PayPal to cut 7% of its workforce


The digital payments pioneer said it's cutting 2,000 employees as the company seeks to adapt to a new, more competitive environment

The PayPal job cuts follow a $2-billion investment in the company last year by Elliott Investment Management, an activist investor that often pushes companies to increase profitability in the interest of boosting stock prices. The value of PayPal’s shares have declined since mid-2021 as it missed growth goals and pivoted to new strategies.

Schulman said the company’s plans would include cost cuts after reporting a second-quarter loss in August 2022. PayPal targeted $900 million in expense savings for last year aimed at rolling into additional savings of $1.3 billion this year. “We are meaningfully reducing our cost structure,” Schulman said on that earnings webcast last August.

Elliott is egging on the restructuring. “PayPal has an unmatched and industry-leading footprint across its payments businesses and a right to win over the near- and long-term,” an Elliott partner said in an August statement last year. “Today’s announcement highlights a number of steps that have been underway and are being initiated to help realize the significant value opportunity.” 

Schulman has focused the company on new priorities, such as simplifying the way consumers can use PayPal’s checkout process online and at in-store retailers, but a difficult economic environment has depressed consumer spending. Meanwhile, fintech competitors have proliferated in recent years.

His efforts have also been complicated by the loss of some top PayPal executives. Chief Financial Officer John Rainey exited in May 2022; a new CFO took a medical leave last September; and more recently the company's chief accounting officer left this month.

Aside from upstart rivals such as buy now, pay later providers, including Affirm and Afterpay, PayPal has encountered more competition from tech giant tools such as Apple Pay and Google Pay. Even banks are mulling new digital wallet options for digging into retail payments. 

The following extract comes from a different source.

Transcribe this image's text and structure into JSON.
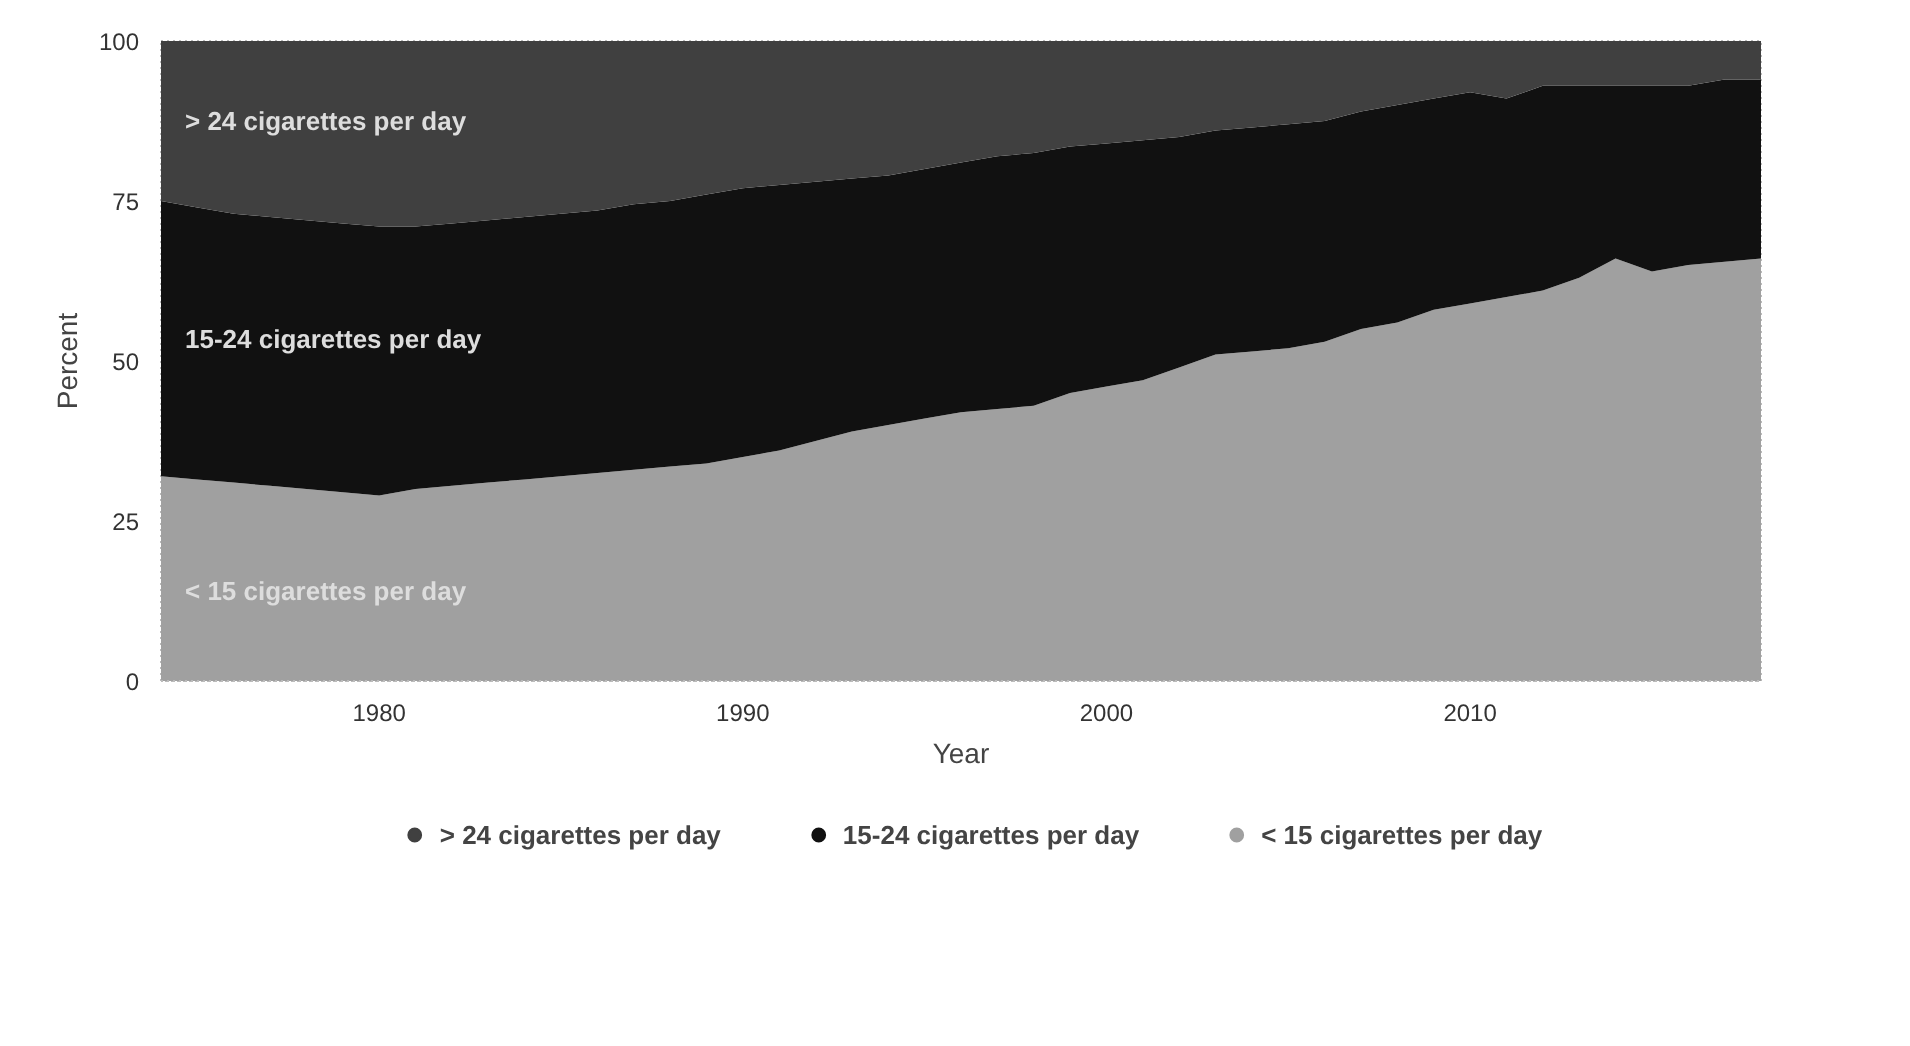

A spokesperson for PayPal declined to say what parts of the business were most likely to be impacted by the employee reductions. 

The company is likely to have more to say on Feb. 9 when it reports earnings for the fourth quarter, which ended Dec. 31. Aside from the exodus of financial executives from the company, there has been speculation that Schulman might step aside, too.

Although PayPal is still likely working through some “structural headwinds” with respect to its checkout features and in its digital wallets, about 15% year-over-year growth in adjusted earnings-per-share for fiscal year 2023 is achievable and this announcement supports that view, said RBC Capital Markets analyst Daniel Perlin in a note to investment clients on Tuesday.

Last year, PayPal pared jobs worldwide on a smaller scale, with reductions in San Francisco, Chicago and Ireland.

Meanwhile, upstart payments competitors did the same. Stockholm-based BNPL player Klarna eliminated about 700 employees, or about 10% of its workforce; e-commerce mega-fintech Stripe chopped 1,140 jobs, or about 14% of its headcount; and checkout startup Bolt shaved about 185 workers, about a third of its workers.  

Editor’s note: This story is developing and will be updated.